Ma, come avevo ampiamente previsto, la parte del leone la fanno le polemiche, visto che nasce un caso dopo il primo duello fra le nuove proposte, in cui una specie di Morticia Addams che si fa chiamare Miele e canta “Mentre ti parlo”, si scontra con Francesco Gabbani, una simpatica faccia da schiaffi toscana che canta “Amen”.

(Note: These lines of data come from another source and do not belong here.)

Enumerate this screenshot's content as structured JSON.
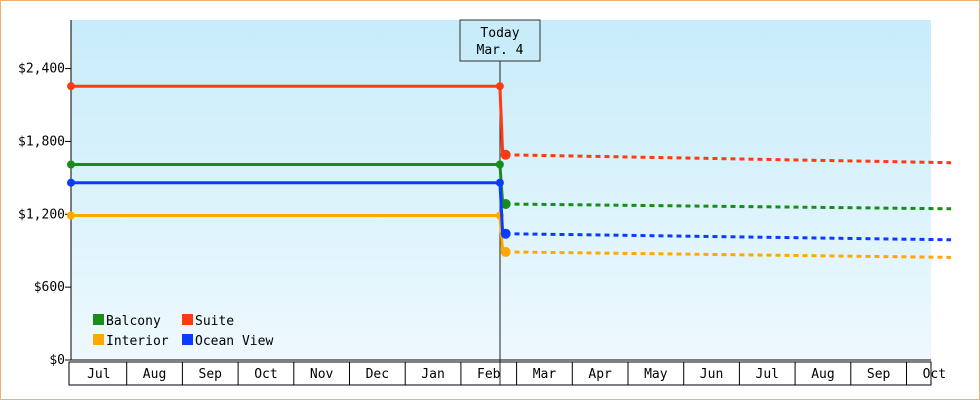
{
  "chart_data": {
    "type": "line",
    "title": "",
    "xlabel": "",
    "ylabel": "",
    "x_ticks": [
      "Jul",
      "Aug",
      "Sep",
      "Oct",
      "Nov",
      "Dec",
      "Jan",
      "Feb",
      "Mar",
      "Apr",
      "May",
      "Jun",
      "Jul",
      "Aug",
      "Sep",
      "Oct"
    ],
    "y_ticks": [
      "$0",
      "$600",
      "$1,200",
      "$1,800",
      "$2,400"
    ],
    "ylim": [
      0,
      2800
    ],
    "grid": false,
    "legend_position": "bottom-left",
    "today_marker": {
      "line1": "Today",
      "line2": "Mar. 4"
    },
    "series": [
      {
        "name": "Balcony",
        "color": "#1a8c1a",
        "historical": [
          [
            0,
            1610
          ],
          [
            7.7,
            1610
          ],
          [
            7.75,
            1285
          ]
        ],
        "projected": [
          [
            7.8,
            1285
          ],
          [
            15.8,
            1245
          ]
        ]
      },
      {
        "name": "Suite",
        "color": "#ff3a12",
        "historical": [
          [
            0,
            2255
          ],
          [
            7.7,
            2255
          ],
          [
            7.75,
            1690
          ]
        ],
        "projected": [
          [
            7.8,
            1690
          ],
          [
            15.8,
            1625
          ]
        ]
      },
      {
        "name": "Interior",
        "color": "#ffa800",
        "historical": [
          [
            0,
            1190
          ],
          [
            7.7,
            1190
          ],
          [
            7.75,
            890
          ]
        ],
        "projected": [
          [
            7.8,
            890
          ],
          [
            15.8,
            845
          ]
        ]
      },
      {
        "name": "Ocean View",
        "color": "#0a3cff",
        "historical": [
          [
            0,
            1460
          ],
          [
            7.7,
            1460
          ],
          [
            7.75,
            1040
          ]
        ],
        "projected": [
          [
            7.8,
            1040
          ],
          [
            15.8,
            990
          ]
        ]
      }
    ]
  }
}
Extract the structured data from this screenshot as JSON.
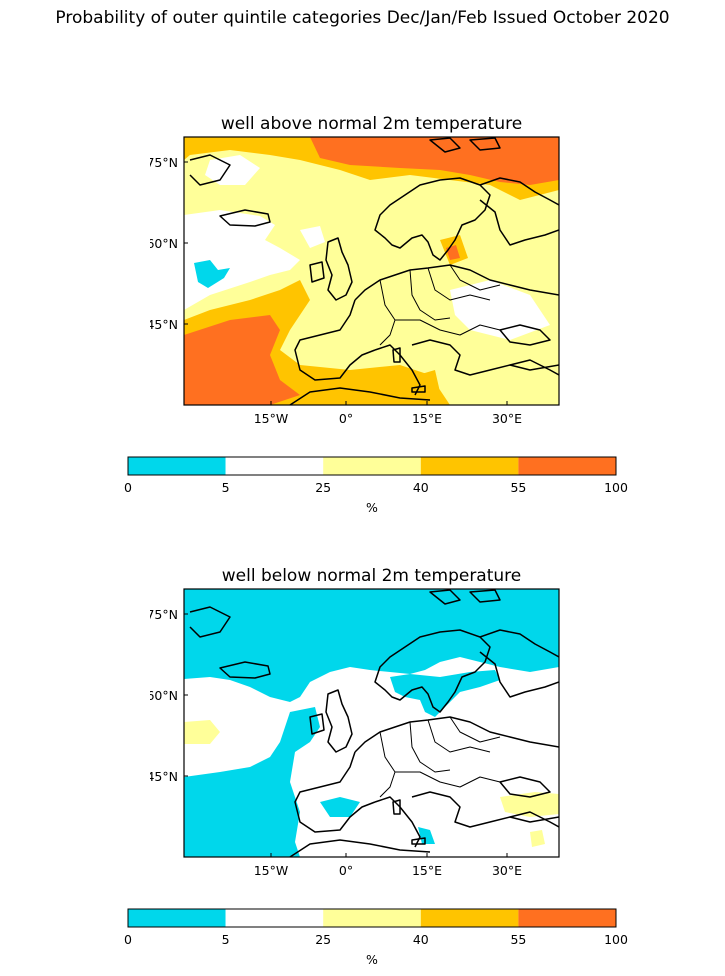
{
  "figure": {
    "title": "Probability of outer quintile categories Dec/Jan/Feb Issued October 2020"
  },
  "legend": {
    "unit": "%",
    "ticks": [
      "0",
      "5",
      "25",
      "40",
      "55",
      "100"
    ],
    "bins": [
      {
        "range": "0-5",
        "color": "#00d7eb"
      },
      {
        "range": "5-25",
        "color": "#ffffff"
      },
      {
        "range": "25-40",
        "color": "#ffff99"
      },
      {
        "range": "40-55",
        "color": "#ffc400"
      },
      {
        "range": "55-100",
        "color": "#ff7020"
      }
    ]
  },
  "axes": {
    "lon_labels": [
      "15°W",
      "0°",
      "15°E",
      "30°E"
    ],
    "lat_labels": [
      "75°N",
      "60°N",
      "45°N"
    ]
  },
  "panels": [
    {
      "title": "well above normal 2m temperature",
      "dominant_category": "25-40"
    },
    {
      "title": "well below normal 2m temperature",
      "dominant_category": "5-25"
    }
  ]
}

Morticia – pardon, Miele – mentre canta muove i piedi come se le scappasse la pipì e questa è la sola cosa notevole della sua esibizione. La canzone è un’alternanza di piano e di forte che finisce all’improvviso perché non sapevano come farla finire. Gabbani è più disinvolto e il pezzo è più accattivante e provocatorio, potrebbe diventare una hit. Io dico che vince lui ma lì per lì viene dichiarata vincitrice Morticia, salvo poi rettificare a mezza serata perché c’è stato un problema col voto della sala stampa.

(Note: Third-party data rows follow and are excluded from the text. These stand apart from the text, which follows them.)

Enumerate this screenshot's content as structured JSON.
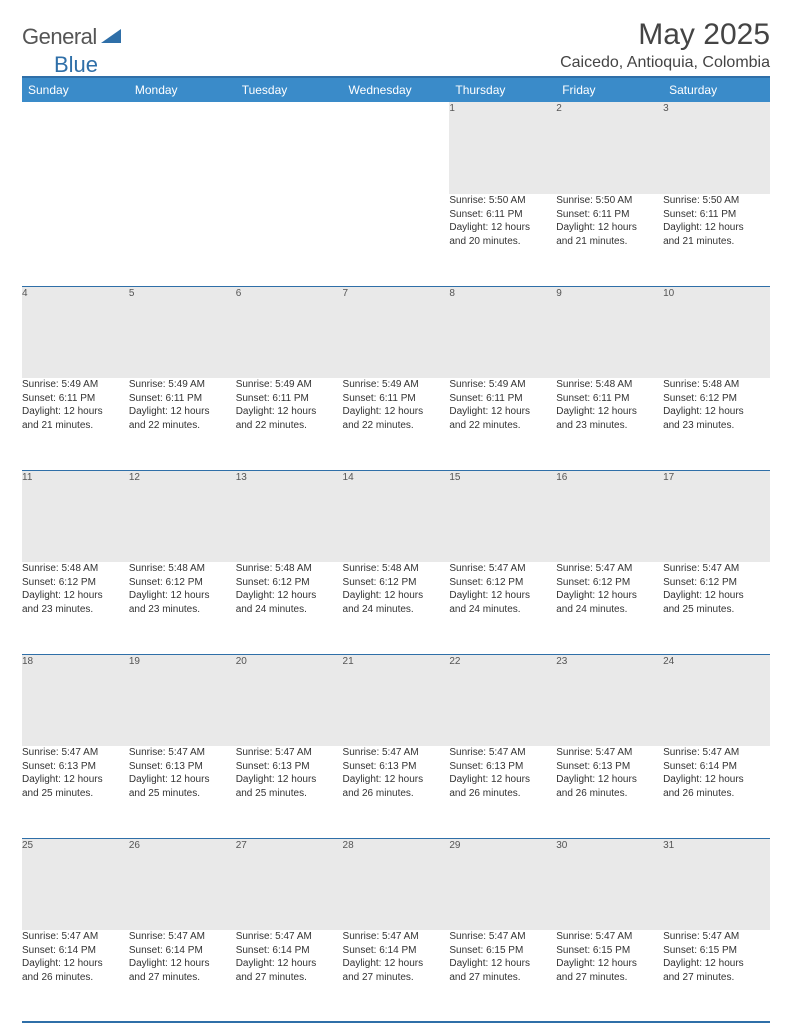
{
  "brand": {
    "part1": "General",
    "part2": "Blue"
  },
  "title": "May 2025",
  "location": "Caicedo, Antioquia, Colombia",
  "colors": {
    "header_bg": "#3a8bc9",
    "rule": "#2f6fa8",
    "daynum_bg": "#e9e9e9",
    "text": "#333333"
  },
  "weekdays": [
    "Sunday",
    "Monday",
    "Tuesday",
    "Wednesday",
    "Thursday",
    "Friday",
    "Saturday"
  ],
  "weeks": [
    [
      null,
      null,
      null,
      null,
      {
        "n": "1",
        "sr": "Sunrise: 5:50 AM",
        "ss": "Sunset: 6:11 PM",
        "d1": "Daylight: 12 hours",
        "d2": "and 20 minutes."
      },
      {
        "n": "2",
        "sr": "Sunrise: 5:50 AM",
        "ss": "Sunset: 6:11 PM",
        "d1": "Daylight: 12 hours",
        "d2": "and 21 minutes."
      },
      {
        "n": "3",
        "sr": "Sunrise: 5:50 AM",
        "ss": "Sunset: 6:11 PM",
        "d1": "Daylight: 12 hours",
        "d2": "and 21 minutes."
      }
    ],
    [
      {
        "n": "4",
        "sr": "Sunrise: 5:49 AM",
        "ss": "Sunset: 6:11 PM",
        "d1": "Daylight: 12 hours",
        "d2": "and 21 minutes."
      },
      {
        "n": "5",
        "sr": "Sunrise: 5:49 AM",
        "ss": "Sunset: 6:11 PM",
        "d1": "Daylight: 12 hours",
        "d2": "and 22 minutes."
      },
      {
        "n": "6",
        "sr": "Sunrise: 5:49 AM",
        "ss": "Sunset: 6:11 PM",
        "d1": "Daylight: 12 hours",
        "d2": "and 22 minutes."
      },
      {
        "n": "7",
        "sr": "Sunrise: 5:49 AM",
        "ss": "Sunset: 6:11 PM",
        "d1": "Daylight: 12 hours",
        "d2": "and 22 minutes."
      },
      {
        "n": "8",
        "sr": "Sunrise: 5:49 AM",
        "ss": "Sunset: 6:11 PM",
        "d1": "Daylight: 12 hours",
        "d2": "and 22 minutes."
      },
      {
        "n": "9",
        "sr": "Sunrise: 5:48 AM",
        "ss": "Sunset: 6:11 PM",
        "d1": "Daylight: 12 hours",
        "d2": "and 23 minutes."
      },
      {
        "n": "10",
        "sr": "Sunrise: 5:48 AM",
        "ss": "Sunset: 6:12 PM",
        "d1": "Daylight: 12 hours",
        "d2": "and 23 minutes."
      }
    ],
    [
      {
        "n": "11",
        "sr": "Sunrise: 5:48 AM",
        "ss": "Sunset: 6:12 PM",
        "d1": "Daylight: 12 hours",
        "d2": "and 23 minutes."
      },
      {
        "n": "12",
        "sr": "Sunrise: 5:48 AM",
        "ss": "Sunset: 6:12 PM",
        "d1": "Daylight: 12 hours",
        "d2": "and 23 minutes."
      },
      {
        "n": "13",
        "sr": "Sunrise: 5:48 AM",
        "ss": "Sunset: 6:12 PM",
        "d1": "Daylight: 12 hours",
        "d2": "and 24 minutes."
      },
      {
        "n": "14",
        "sr": "Sunrise: 5:48 AM",
        "ss": "Sunset: 6:12 PM",
        "d1": "Daylight: 12 hours",
        "d2": "and 24 minutes."
      },
      {
        "n": "15",
        "sr": "Sunrise: 5:47 AM",
        "ss": "Sunset: 6:12 PM",
        "d1": "Daylight: 12 hours",
        "d2": "and 24 minutes."
      },
      {
        "n": "16",
        "sr": "Sunrise: 5:47 AM",
        "ss": "Sunset: 6:12 PM",
        "d1": "Daylight: 12 hours",
        "d2": "and 24 minutes."
      },
      {
        "n": "17",
        "sr": "Sunrise: 5:47 AM",
        "ss": "Sunset: 6:12 PM",
        "d1": "Daylight: 12 hours",
        "d2": "and 25 minutes."
      }
    ],
    [
      {
        "n": "18",
        "sr": "Sunrise: 5:47 AM",
        "ss": "Sunset: 6:13 PM",
        "d1": "Daylight: 12 hours",
        "d2": "and 25 minutes."
      },
      {
        "n": "19",
        "sr": "Sunrise: 5:47 AM",
        "ss": "Sunset: 6:13 PM",
        "d1": "Daylight: 12 hours",
        "d2": "and 25 minutes."
      },
      {
        "n": "20",
        "sr": "Sunrise: 5:47 AM",
        "ss": "Sunset: 6:13 PM",
        "d1": "Daylight: 12 hours",
        "d2": "and 25 minutes."
      },
      {
        "n": "21",
        "sr": "Sunrise: 5:47 AM",
        "ss": "Sunset: 6:13 PM",
        "d1": "Daylight: 12 hours",
        "d2": "and 26 minutes."
      },
      {
        "n": "22",
        "sr": "Sunrise: 5:47 AM",
        "ss": "Sunset: 6:13 PM",
        "d1": "Daylight: 12 hours",
        "d2": "and 26 minutes."
      },
      {
        "n": "23",
        "sr": "Sunrise: 5:47 AM",
        "ss": "Sunset: 6:13 PM",
        "d1": "Daylight: 12 hours",
        "d2": "and 26 minutes."
      },
      {
        "n": "24",
        "sr": "Sunrise: 5:47 AM",
        "ss": "Sunset: 6:14 PM",
        "d1": "Daylight: 12 hours",
        "d2": "and 26 minutes."
      }
    ],
    [
      {
        "n": "25",
        "sr": "Sunrise: 5:47 AM",
        "ss": "Sunset: 6:14 PM",
        "d1": "Daylight: 12 hours",
        "d2": "and 26 minutes."
      },
      {
        "n": "26",
        "sr": "Sunrise: 5:47 AM",
        "ss": "Sunset: 6:14 PM",
        "d1": "Daylight: 12 hours",
        "d2": "and 27 minutes."
      },
      {
        "n": "27",
        "sr": "Sunrise: 5:47 AM",
        "ss": "Sunset: 6:14 PM",
        "d1": "Daylight: 12 hours",
        "d2": "and 27 minutes."
      },
      {
        "n": "28",
        "sr": "Sunrise: 5:47 AM",
        "ss": "Sunset: 6:14 PM",
        "d1": "Daylight: 12 hours",
        "d2": "and 27 minutes."
      },
      {
        "n": "29",
        "sr": "Sunrise: 5:47 AM",
        "ss": "Sunset: 6:15 PM",
        "d1": "Daylight: 12 hours",
        "d2": "and 27 minutes."
      },
      {
        "n": "30",
        "sr": "Sunrise: 5:47 AM",
        "ss": "Sunset: 6:15 PM",
        "d1": "Daylight: 12 hours",
        "d2": "and 27 minutes."
      },
      {
        "n": "31",
        "sr": "Sunrise: 5:47 AM",
        "ss": "Sunset: 6:15 PM",
        "d1": "Daylight: 12 hours",
        "d2": "and 27 minutes."
      }
    ]
  ]
}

Altra polemica, anche questa ampiamente prevista, nasce per i nastri arcobaleno che i cantanti esibiscono come segno di solidarietà alle coppie in attesa della sospirata legge sulle unioni civili: un deputato della Destra, tale Rampelli, annuncia un’interrogazione alla Vigilanza Rai perché ritiene che la TV di Stato dia così sostegno al matrimonio gay. Strano comportamento, da parte di una destra che evidentemente della libertà di espressione ha un concetto tutto suo: le sta bene se il cardinale Bagnasco – ossia lo Stato della Città del Vaticano – chiede il voto segreto al Senato sulla legge in questione, interferendo così in faccende che non lo riguardano, ma grida allo scandalo se degli artisti italiani, in piena libertà, esprimono civilmente e pacificamente il loro pensiero.

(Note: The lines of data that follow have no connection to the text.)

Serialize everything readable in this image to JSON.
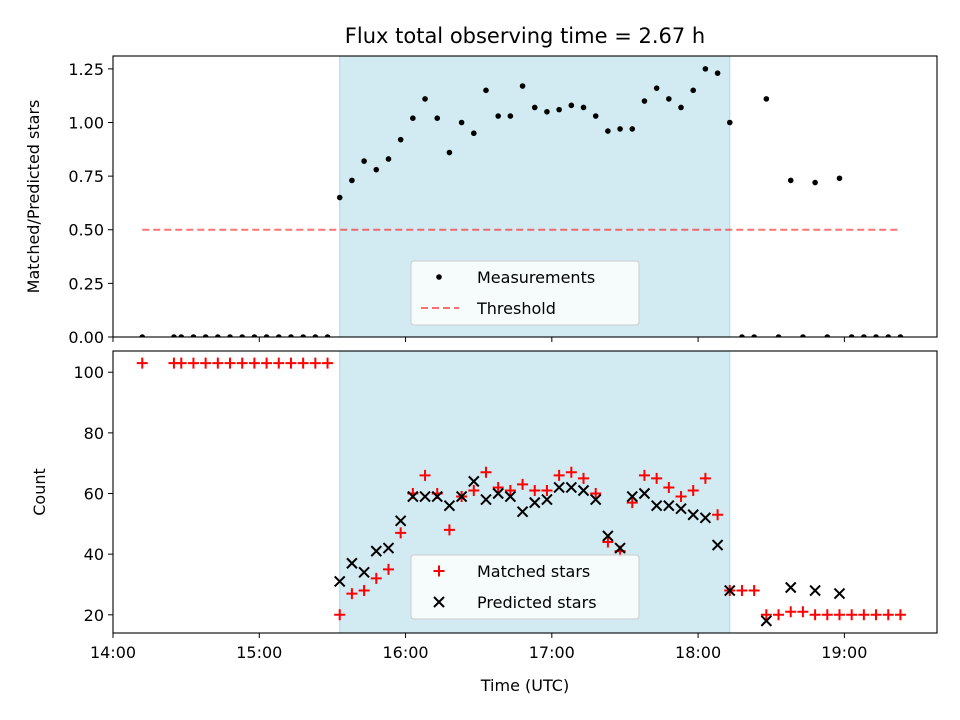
{
  "title": "Flux total observing time = 2.67 h",
  "colors": {
    "span": "#add8e6",
    "measurement": "#000000",
    "threshold": "#ff0000",
    "matched": "#ff0000",
    "predicted": "#000000"
  },
  "chart_data": [
    {
      "type": "scatter",
      "panel": "top",
      "ylabel": "Matched/Predicted stars",
      "xlim": [
        "14:00",
        "19:38"
      ],
      "ylim": [
        0.0,
        1.31
      ],
      "yticks": [
        0.0,
        0.25,
        0.5,
        0.75,
        1.0,
        1.25
      ],
      "ytick_labels": [
        "0.00",
        "0.25",
        "0.50",
        "0.75",
        "1.00",
        "1.25"
      ],
      "shaded_span": [
        "15:33",
        "18:13"
      ],
      "legend": {
        "placement": "lower-center",
        "entries": [
          "Measurements",
          "Threshold"
        ]
      },
      "series": [
        {
          "name": "Measurements",
          "marker": "dot",
          "points": [
            [
              "14:12",
              0.0
            ],
            [
              "14:25",
              0.0
            ],
            [
              "14:28",
              0.0
            ],
            [
              "14:33",
              0.0
            ],
            [
              "14:38",
              0.0
            ],
            [
              "14:43",
              0.0
            ],
            [
              "14:48",
              0.0
            ],
            [
              "14:53",
              0.0
            ],
            [
              "14:58",
              0.0
            ],
            [
              "15:03",
              0.0
            ],
            [
              "15:08",
              0.0
            ],
            [
              "15:13",
              0.0
            ],
            [
              "15:18",
              0.0
            ],
            [
              "15:23",
              0.0
            ],
            [
              "15:28",
              0.0
            ],
            [
              "15:33",
              0.65
            ],
            [
              "15:38",
              0.73
            ],
            [
              "15:43",
              0.82
            ],
            [
              "15:48",
              0.78
            ],
            [
              "15:53",
              0.83
            ],
            [
              "15:58",
              0.92
            ],
            [
              "16:03",
              1.02
            ],
            [
              "16:08",
              1.11
            ],
            [
              "16:13",
              1.02
            ],
            [
              "16:18",
              0.86
            ],
            [
              "16:23",
              1.0
            ],
            [
              "16:28",
              0.95
            ],
            [
              "16:33",
              1.15
            ],
            [
              "16:38",
              1.03
            ],
            [
              "16:43",
              1.03
            ],
            [
              "16:48",
              1.17
            ],
            [
              "16:53",
              1.07
            ],
            [
              "16:58",
              1.05
            ],
            [
              "17:03",
              1.06
            ],
            [
              "17:08",
              1.08
            ],
            [
              "17:13",
              1.07
            ],
            [
              "17:18",
              1.03
            ],
            [
              "17:23",
              0.96
            ],
            [
              "17:28",
              0.97
            ],
            [
              "17:33",
              0.97
            ],
            [
              "17:38",
              1.1
            ],
            [
              "17:43",
              1.16
            ],
            [
              "17:48",
              1.11
            ],
            [
              "17:53",
              1.07
            ],
            [
              "17:58",
              1.15
            ],
            [
              "18:03",
              1.25
            ],
            [
              "18:08",
              1.23
            ],
            [
              "18:13",
              1.0
            ],
            [
              "18:18",
              0.0
            ],
            [
              "18:23",
              0.0
            ],
            [
              "18:28",
              1.11
            ],
            [
              "18:33",
              0.0
            ],
            [
              "18:38",
              0.73
            ],
            [
              "18:43",
              0.0
            ],
            [
              "18:48",
              0.72
            ],
            [
              "18:53",
              0.0
            ],
            [
              "18:58",
              0.74
            ],
            [
              "19:03",
              0.0
            ],
            [
              "19:08",
              0.0
            ],
            [
              "19:13",
              0.0
            ],
            [
              "19:18",
              0.0
            ],
            [
              "19:23",
              0.0
            ]
          ]
        },
        {
          "name": "Threshold",
          "marker": "dashed-line",
          "points": [
            [
              "14:12",
              0.5
            ],
            [
              "19:23",
              0.5
            ]
          ]
        }
      ]
    },
    {
      "type": "scatter",
      "panel": "bottom",
      "xlabel": "Time (UTC)",
      "ylabel": "Count",
      "xlim": [
        "14:00",
        "19:38"
      ],
      "ylim": [
        14,
        107
      ],
      "xticks": [
        "14:00",
        "15:00",
        "16:00",
        "17:00",
        "18:00",
        "19:00"
      ],
      "yticks": [
        20,
        40,
        60,
        80,
        100
      ],
      "shaded_span": [
        "15:33",
        "18:13"
      ],
      "legend": {
        "placement": "lower-center",
        "entries": [
          "Matched stars",
          "Predicted stars"
        ]
      },
      "series": [
        {
          "name": "Matched stars",
          "marker": "plus",
          "points": [
            [
              "14:12",
              103
            ],
            [
              "14:25",
              103
            ],
            [
              "14:28",
              103
            ],
            [
              "14:33",
              103
            ],
            [
              "14:38",
              103
            ],
            [
              "14:43",
              103
            ],
            [
              "14:48",
              103
            ],
            [
              "14:53",
              103
            ],
            [
              "14:58",
              103
            ],
            [
              "15:03",
              103
            ],
            [
              "15:08",
              103
            ],
            [
              "15:13",
              103
            ],
            [
              "15:18",
              103
            ],
            [
              "15:23",
              103
            ],
            [
              "15:28",
              103
            ],
            [
              "15:33",
              20
            ],
            [
              "15:38",
              27
            ],
            [
              "15:43",
              28
            ],
            [
              "15:48",
              32
            ],
            [
              "15:53",
              35
            ],
            [
              "15:58",
              47
            ],
            [
              "16:03",
              60
            ],
            [
              "16:08",
              66
            ],
            [
              "16:13",
              60
            ],
            [
              "16:18",
              48
            ],
            [
              "16:23",
              59
            ],
            [
              "16:28",
              61
            ],
            [
              "16:33",
              67
            ],
            [
              "16:38",
              62
            ],
            [
              "16:43",
              61
            ],
            [
              "16:48",
              63
            ],
            [
              "16:53",
              61
            ],
            [
              "16:58",
              61
            ],
            [
              "17:03",
              66
            ],
            [
              "17:08",
              67
            ],
            [
              "17:13",
              65
            ],
            [
              "17:18",
              60
            ],
            [
              "17:23",
              44
            ],
            [
              "17:28",
              41
            ],
            [
              "17:33",
              57
            ],
            [
              "17:38",
              66
            ],
            [
              "17:43",
              65
            ],
            [
              "17:48",
              62
            ],
            [
              "17:53",
              59
            ],
            [
              "17:58",
              61
            ],
            [
              "18:03",
              65
            ],
            [
              "18:08",
              53
            ],
            [
              "18:13",
              28
            ],
            [
              "18:18",
              28
            ],
            [
              "18:23",
              28
            ],
            [
              "18:28",
              20
            ],
            [
              "18:33",
              20
            ],
            [
              "18:38",
              21
            ],
            [
              "18:43",
              21
            ],
            [
              "18:48",
              20
            ],
            [
              "18:53",
              20
            ],
            [
              "18:58",
              20
            ],
            [
              "19:03",
              20
            ],
            [
              "19:08",
              20
            ],
            [
              "19:13",
              20
            ],
            [
              "19:18",
              20
            ],
            [
              "19:23",
              20
            ]
          ]
        },
        {
          "name": "Predicted stars",
          "marker": "x",
          "points": [
            [
              "15:33",
              31
            ],
            [
              "15:38",
              37
            ],
            [
              "15:43",
              34
            ],
            [
              "15:48",
              41
            ],
            [
              "15:53",
              42
            ],
            [
              "15:58",
              51
            ],
            [
              "16:03",
              59
            ],
            [
              "16:08",
              59
            ],
            [
              "16:13",
              59
            ],
            [
              "16:18",
              56
            ],
            [
              "16:23",
              59
            ],
            [
              "16:28",
              64
            ],
            [
              "16:33",
              58
            ],
            [
              "16:38",
              60
            ],
            [
              "16:43",
              59
            ],
            [
              "16:48",
              54
            ],
            [
              "16:53",
              57
            ],
            [
              "16:58",
              58
            ],
            [
              "17:03",
              62
            ],
            [
              "17:08",
              62
            ],
            [
              "17:13",
              61
            ],
            [
              "17:18",
              58
            ],
            [
              "17:23",
              46
            ],
            [
              "17:28",
              42
            ],
            [
              "17:33",
              59
            ],
            [
              "17:38",
              60
            ],
            [
              "17:43",
              56
            ],
            [
              "17:48",
              56
            ],
            [
              "17:53",
              55
            ],
            [
              "17:58",
              53
            ],
            [
              "18:03",
              52
            ],
            [
              "18:08",
              43
            ],
            [
              "18:13",
              28
            ],
            [
              "18:28",
              18
            ],
            [
              "18:38",
              29
            ],
            [
              "18:48",
              28
            ],
            [
              "18:58",
              27
            ]
          ]
        }
      ]
    }
  ]
}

A proposito del cardinale Bagnasco, secondo me farebbe meglio a occuparsi dei preti pedofili e di quelli che rubano i soldi ai vecchietti per poi cercare di scappare all’estero (è cronaca di questi giorni), invece di impicciarsi delle leggi di uno Stato che, almeno in teoria, dovrebbe essere laico. Questa del voto segreto, poi, è buffa davvero. Lo chiedono perché così, dicono, i senatori potranno esprimersi in piena libertà. Secondo me, uno che per votare come pensa chiede l’anonimato, più che libertà ha bisogno di manifestare una bella dose di vigliaccheria.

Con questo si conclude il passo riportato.